Score:1

Calculate the key of a Hill-cipher using known plain- and ciphertext

mh flag

I know I should calculate the multiple inverse of plaintext with ciphertext $\pmod {26}$. However, the problem I have is that the plaintext is a $3 \times 4$ matrix which is not square, so how would I get an inverse?

Should I get the inverse of one side (left or right) of the plaintext or is there another way?

Daniel S avatar
ru flag
HINT: https://en.wikipedia.org/wiki/Row_echelon_form
Score:0
za flag

There is definitely a mistake being made somewhere here. I believe you have fundamentally misunderstood how the hill cipher works.

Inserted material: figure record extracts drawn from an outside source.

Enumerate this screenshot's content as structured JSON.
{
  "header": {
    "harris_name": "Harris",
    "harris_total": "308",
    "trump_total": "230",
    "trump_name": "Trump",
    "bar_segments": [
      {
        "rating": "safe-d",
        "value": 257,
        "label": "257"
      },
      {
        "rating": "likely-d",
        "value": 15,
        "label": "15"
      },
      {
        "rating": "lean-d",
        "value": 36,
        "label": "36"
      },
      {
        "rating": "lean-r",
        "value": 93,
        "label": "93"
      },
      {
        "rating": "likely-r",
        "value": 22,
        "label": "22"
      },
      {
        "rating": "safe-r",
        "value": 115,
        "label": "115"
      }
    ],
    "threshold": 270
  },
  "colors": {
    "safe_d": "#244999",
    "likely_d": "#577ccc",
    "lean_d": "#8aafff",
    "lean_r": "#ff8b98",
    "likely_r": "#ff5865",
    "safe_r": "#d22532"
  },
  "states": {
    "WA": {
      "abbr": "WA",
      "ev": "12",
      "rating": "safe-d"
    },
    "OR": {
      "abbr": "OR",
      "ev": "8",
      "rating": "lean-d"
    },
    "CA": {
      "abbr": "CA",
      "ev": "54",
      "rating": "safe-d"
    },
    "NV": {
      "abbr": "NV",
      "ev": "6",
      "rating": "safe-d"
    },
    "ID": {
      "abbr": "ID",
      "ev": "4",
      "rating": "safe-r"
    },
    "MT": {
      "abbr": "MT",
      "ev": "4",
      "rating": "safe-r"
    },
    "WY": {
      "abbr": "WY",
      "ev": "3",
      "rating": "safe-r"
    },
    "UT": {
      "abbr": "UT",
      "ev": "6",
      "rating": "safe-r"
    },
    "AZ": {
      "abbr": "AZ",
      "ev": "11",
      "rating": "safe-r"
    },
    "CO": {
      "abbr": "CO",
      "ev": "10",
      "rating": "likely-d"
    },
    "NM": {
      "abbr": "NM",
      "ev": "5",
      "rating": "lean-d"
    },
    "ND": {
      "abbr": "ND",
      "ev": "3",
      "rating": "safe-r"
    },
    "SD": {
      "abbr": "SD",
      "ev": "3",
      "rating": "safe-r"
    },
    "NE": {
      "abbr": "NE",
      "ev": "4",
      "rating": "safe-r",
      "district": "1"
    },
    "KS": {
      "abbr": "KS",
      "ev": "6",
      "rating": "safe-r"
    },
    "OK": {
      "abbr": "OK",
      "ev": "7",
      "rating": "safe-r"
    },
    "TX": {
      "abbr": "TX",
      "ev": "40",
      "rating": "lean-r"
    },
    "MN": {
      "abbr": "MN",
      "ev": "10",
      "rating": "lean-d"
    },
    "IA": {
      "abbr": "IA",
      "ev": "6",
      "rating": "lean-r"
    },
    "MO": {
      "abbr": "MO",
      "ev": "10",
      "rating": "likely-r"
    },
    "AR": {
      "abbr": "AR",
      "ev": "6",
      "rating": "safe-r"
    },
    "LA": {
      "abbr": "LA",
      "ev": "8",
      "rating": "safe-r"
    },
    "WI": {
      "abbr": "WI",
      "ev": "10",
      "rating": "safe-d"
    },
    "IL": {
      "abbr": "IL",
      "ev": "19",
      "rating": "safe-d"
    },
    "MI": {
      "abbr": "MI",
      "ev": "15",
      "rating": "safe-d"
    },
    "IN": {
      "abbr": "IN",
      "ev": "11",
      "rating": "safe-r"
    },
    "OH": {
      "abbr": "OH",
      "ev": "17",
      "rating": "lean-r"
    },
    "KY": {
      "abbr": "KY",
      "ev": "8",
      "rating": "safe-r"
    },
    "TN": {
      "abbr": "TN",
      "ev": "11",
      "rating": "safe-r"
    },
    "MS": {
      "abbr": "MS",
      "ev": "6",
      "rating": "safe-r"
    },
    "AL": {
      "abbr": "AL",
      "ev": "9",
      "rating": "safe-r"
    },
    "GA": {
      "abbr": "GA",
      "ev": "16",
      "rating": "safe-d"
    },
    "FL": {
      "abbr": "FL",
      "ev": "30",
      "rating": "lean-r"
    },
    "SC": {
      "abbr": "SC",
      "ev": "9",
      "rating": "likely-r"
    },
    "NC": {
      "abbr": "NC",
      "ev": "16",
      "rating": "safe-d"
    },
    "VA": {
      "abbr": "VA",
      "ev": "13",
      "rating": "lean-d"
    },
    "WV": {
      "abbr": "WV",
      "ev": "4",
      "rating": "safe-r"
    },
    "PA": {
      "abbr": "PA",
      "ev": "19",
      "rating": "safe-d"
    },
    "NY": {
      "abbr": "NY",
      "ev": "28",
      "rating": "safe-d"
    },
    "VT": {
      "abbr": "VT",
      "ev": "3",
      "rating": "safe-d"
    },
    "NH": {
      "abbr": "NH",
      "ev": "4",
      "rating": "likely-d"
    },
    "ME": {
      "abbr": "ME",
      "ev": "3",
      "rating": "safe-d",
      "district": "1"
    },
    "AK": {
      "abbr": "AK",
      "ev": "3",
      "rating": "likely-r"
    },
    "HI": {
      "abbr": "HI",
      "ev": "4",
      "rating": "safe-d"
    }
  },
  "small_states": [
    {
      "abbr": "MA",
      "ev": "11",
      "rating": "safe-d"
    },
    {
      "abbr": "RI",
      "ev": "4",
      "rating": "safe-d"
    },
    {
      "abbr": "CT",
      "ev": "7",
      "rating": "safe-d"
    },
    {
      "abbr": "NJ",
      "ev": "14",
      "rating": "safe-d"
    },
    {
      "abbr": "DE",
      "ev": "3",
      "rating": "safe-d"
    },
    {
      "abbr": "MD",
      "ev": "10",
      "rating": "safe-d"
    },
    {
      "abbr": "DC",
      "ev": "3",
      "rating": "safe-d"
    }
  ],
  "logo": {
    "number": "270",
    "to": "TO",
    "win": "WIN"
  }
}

  1. Your plaintext should be a string of characters, not a matrix.
  2. The hill cipher key must be a square matrix, thus cannot be 3x4. The reason for this is as you pointed out, a non-square matrix does not have an inverse thus the ciphertext would not be decryptable.
  3. The hill cipher operates on chunks ("blocks") of the plaintext to encrypt.

No matter what your text is, you should be able to split it into encryptable/decryptable chunks which map between plain and cipher text. The length of each chunk, n, tells you the dimensions of your key matrix (n x n).

Amer Yassir avatar
mh flag
Thanks for your clarification , I indeed have square key and implemented encryption and decryption, but then I wanted to get the key out of plain and cipher, but I don't know the steps , for example if you have p.t =("thegoldisburiedinorono") and c.t = ("gzscxnvcdjzxeovcrclsrc") what is main steps to get the key (knowing it's "frep")?